An Austin-based nonprofit with ties to activists arrested in the past for targeting legislators in other states has collected hundreds of hours of secretly recorded video footage of Texas lawmakers to use against them in the upcoming election cycle, a representative from the group confirmed Tuesday.

The undercover video campaign represents a new front by conservative groups to target moderate Republicans and tilt the Texas Legislature further to the right.

Several House Republican lawmakers already have expressed concerns with some of the group’s tactics, saying they aggressively were approached last week – inside and outside the Capitol – by men who used hidden cameras to secretly videotape a series of encounters that has raised alarms for Capitol security.
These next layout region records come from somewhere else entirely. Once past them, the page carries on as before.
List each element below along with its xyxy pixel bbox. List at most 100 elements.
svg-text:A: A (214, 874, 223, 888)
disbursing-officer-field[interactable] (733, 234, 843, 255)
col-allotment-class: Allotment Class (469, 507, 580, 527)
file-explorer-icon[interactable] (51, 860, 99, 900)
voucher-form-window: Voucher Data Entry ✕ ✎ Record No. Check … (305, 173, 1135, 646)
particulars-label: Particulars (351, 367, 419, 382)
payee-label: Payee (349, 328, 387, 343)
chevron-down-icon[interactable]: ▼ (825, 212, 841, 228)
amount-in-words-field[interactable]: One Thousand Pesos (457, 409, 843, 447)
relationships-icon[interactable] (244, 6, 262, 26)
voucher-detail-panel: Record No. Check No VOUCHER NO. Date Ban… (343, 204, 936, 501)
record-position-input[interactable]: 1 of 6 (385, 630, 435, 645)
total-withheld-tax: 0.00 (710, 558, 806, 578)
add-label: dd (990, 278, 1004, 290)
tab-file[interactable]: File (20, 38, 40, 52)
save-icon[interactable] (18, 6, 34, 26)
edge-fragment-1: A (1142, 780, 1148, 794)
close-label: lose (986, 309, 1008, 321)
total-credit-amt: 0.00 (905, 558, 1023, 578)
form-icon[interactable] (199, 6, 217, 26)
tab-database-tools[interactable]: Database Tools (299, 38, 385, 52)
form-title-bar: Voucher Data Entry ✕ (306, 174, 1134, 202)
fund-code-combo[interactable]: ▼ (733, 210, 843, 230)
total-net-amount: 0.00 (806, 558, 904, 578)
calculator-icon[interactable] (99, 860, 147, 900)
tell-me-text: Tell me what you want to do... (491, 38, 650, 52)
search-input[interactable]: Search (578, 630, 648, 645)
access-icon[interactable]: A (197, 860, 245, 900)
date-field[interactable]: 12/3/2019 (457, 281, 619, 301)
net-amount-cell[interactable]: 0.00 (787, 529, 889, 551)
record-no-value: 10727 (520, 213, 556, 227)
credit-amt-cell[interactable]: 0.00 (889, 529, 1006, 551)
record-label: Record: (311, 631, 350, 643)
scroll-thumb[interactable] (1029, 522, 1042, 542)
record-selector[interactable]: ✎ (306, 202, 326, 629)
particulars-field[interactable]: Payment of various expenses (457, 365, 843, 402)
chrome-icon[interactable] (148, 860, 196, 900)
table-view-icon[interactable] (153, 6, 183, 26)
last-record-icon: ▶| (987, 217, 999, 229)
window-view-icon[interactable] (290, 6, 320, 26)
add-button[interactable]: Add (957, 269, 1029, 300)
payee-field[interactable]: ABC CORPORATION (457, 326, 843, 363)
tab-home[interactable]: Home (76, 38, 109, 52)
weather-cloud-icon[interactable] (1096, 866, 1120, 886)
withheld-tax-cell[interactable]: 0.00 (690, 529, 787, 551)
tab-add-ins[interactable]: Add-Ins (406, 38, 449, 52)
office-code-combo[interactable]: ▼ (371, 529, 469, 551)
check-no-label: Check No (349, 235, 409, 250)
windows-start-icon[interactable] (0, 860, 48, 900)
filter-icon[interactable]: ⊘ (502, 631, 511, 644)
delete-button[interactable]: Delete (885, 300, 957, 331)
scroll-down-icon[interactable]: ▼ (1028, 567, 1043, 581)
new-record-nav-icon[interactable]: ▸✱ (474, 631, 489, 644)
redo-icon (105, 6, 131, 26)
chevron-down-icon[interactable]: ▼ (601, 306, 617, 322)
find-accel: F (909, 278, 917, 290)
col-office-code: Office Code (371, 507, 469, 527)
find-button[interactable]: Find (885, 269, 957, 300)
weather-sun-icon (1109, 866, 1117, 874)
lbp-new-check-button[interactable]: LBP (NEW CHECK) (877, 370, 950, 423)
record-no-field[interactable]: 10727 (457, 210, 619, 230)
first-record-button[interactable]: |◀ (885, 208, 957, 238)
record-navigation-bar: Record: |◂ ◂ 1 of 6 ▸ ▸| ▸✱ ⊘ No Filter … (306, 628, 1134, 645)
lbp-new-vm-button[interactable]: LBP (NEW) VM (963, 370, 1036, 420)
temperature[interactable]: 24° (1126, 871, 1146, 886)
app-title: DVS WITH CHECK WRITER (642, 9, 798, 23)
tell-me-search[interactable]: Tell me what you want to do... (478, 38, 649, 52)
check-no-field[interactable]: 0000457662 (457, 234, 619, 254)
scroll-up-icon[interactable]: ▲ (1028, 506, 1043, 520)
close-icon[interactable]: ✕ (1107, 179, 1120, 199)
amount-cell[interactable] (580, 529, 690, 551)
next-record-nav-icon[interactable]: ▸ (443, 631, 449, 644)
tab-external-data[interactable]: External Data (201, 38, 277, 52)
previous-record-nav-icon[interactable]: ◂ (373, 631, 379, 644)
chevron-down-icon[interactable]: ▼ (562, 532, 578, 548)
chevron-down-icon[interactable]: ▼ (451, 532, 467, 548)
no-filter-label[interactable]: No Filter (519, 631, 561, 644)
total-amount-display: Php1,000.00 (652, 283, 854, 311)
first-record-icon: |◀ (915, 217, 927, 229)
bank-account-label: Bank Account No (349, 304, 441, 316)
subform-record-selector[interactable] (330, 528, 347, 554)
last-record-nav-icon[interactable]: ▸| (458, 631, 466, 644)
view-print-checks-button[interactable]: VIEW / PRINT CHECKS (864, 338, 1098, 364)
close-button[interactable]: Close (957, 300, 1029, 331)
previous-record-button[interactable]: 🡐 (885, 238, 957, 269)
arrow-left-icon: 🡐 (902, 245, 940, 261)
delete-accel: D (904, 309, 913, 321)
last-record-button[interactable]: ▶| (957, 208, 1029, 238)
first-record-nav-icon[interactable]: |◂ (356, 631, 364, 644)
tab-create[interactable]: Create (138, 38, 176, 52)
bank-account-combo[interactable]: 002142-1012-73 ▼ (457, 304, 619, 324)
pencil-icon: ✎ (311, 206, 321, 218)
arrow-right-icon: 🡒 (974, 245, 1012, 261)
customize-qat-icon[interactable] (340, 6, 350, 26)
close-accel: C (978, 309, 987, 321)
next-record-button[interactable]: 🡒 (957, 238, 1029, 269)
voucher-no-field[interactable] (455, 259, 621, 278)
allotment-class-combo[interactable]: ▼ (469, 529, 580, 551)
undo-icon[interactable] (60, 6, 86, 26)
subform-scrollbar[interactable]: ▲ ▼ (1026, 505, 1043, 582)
John Beria, spokesman for Austin-based nonprofit the American Phoenix Foundation, said the group has 16 staffers working on the project and has amassed more than 800 hours of covert footage of lawmakers, including “guys confessing to pretty serious criminal acts.”

The group intends to begin releasing the information in the next several weeks and months, a key time frame as the legislative session comes to an end and lawmakers begin to plot for the primary season.

“We’re going for the people who are notorious in some of their actions. And so the people who are doing the shady business deals and the people who are doing the nefarious things around town, those are the people we spend our time on,” Beria said.

Last week’s encounters at the Capitol were described by lawmakers as attempts to provoke responses on hot-button policy issues, along with questions about Republican House Speaker Joe Straus, a consistent target of criticism in tea party circles.